La alarma suena a las siete. Te levantas de la cama, te duchas y tomas un café mientras preparas huevos revueltos. Luego sales a la cubierta. El sol sale sobre el agua. Estás parado en la proa de una casa flotante.
Se siente romántico. Parece una revista. Pero vivir en el agua no se trata sólo de la vista.
Los seres humanos siempre se han agrupado cerca de ríos y océanos. Nos gusta el agua. Proporciona comercio, viajes y una sensación de libertad. Una casa en la playa te acerca al mar. Una casa flotante te sitúa directamente allí.
Este estilo de vida es raro. En 2006, había 12,7 millones de barcos registrados en Estados Unidos. Sólo alrededor del 6,9% eran comerciales. Compárese eso con 126 millones de hogares en tierra firme. Sois una minoría.
Las personas que viven en estos barcos se denominan “viva a bordo”. Hacen sacrificios. Cambian sus hábitos diarios. Algunos barcos son elegantes y caros. Algunas son pequeñas y modestas. El estilo de vida varía enormemente.
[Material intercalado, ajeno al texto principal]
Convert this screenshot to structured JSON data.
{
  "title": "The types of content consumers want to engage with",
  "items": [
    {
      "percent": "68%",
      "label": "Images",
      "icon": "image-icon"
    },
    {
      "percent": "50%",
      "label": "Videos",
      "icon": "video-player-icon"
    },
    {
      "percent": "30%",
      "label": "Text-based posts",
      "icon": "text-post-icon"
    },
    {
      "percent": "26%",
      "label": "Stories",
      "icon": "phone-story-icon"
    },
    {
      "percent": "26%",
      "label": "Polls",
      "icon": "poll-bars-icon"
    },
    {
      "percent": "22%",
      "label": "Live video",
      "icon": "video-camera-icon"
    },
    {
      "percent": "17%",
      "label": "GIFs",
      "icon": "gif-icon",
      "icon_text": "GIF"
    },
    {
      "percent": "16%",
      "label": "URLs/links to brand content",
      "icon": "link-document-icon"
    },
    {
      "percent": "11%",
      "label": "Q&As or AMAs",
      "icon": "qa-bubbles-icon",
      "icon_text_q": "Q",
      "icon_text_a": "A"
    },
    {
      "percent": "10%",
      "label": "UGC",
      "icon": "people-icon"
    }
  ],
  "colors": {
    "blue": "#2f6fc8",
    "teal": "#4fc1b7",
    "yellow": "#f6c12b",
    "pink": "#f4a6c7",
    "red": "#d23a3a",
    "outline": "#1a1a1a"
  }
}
Pero, ¿cómo funciona realmente?
¿Es un barco? ¿Es una casa? La respuesta es ambas. Y tampoco.
Definición de embarcación: casa flotante versus yate
¿Qué diferencia una casa flotante de un yate o un pontón?
Un yate está construido para la velocidad y el lujo. Está diseñado para moverse. Un pontón es una plataforma plana sobre tubos. Se queda quieto o se mueve lentamente.
Una casa flotante es una casa flotante. Está diseñado para una vida estacionaria. El casco es ancho. Es de fondo plano. Esto proporciona estabilidad. No se balancea mucho. Puedes caminar sin agarrarte.
Los yates tienen quillas profundas. Necesitan aguas profundas. Las casas flotantes tienen calados poco profundos. Pueden alojarse en puertos deportivos con profundidad limitada.
El interior es la diferencia clave. El camarote de un yate es para dormir y socializar. El interior de una casa flotante es para vivir. Tiene cocinas completas. Tiene duchas. Tiene habitaciones que parecen habitaciones en tierra firme.
No estás viajando. Estás residiendo.
La realidad de la vida a bordo
Vivir a bordo no son vacaciones permanentes. Es un rompecabezas logístico.
El espacio es reducido. No puedes acumular desorden. Cada elemento debe tener un propósito. El almacenamiento es vertical. Los cajones son poco profundos.
Los servicios públicos son diferentes. No tienes una línea de agua municipal conectada permanentemente. Tienes tanques. Tanques de agua dulce. Tanques de aguas negras. Debes controlar los niveles diariamente.
La energía proviene de generadores o conexiones a tierra. Los generadores hacen ruido. Las conexiones a tierra requieren un puerto deportivo. No puedes simplemente echar el ancla en medio de un lago y quedarte allí. La mayoría de los puertos deportivos tienen listas de espera.
“Vivir a bordo de una casa flotante es muy diferente a vivir en una ciudad o suburbio… las personas que viven en ellas deben hacer ciertos sacrificios y cambios de estilo de vida.”
Los sacrificios son reales.
La lavandería requiere una combinación de lavadora/secadora o una visita a una lavandería. La basura debe ser transportada a la costa. Los comestibles están limitados por el espacio del refrigerador.
Pero la recompensa es la proximidad al agua. Te despiertas con el sonido de las olas. Ves el amanecer desde la ventana de tu dormitorio. El aire es fresco.
Normas y reglamentos: navegar por la ley
¿Una casa flotante está regulada como un automóvil? ¿O como un barco?
Se regula como un barco.
Debe registrar su embarcación ante el estado. Necesitas documentación.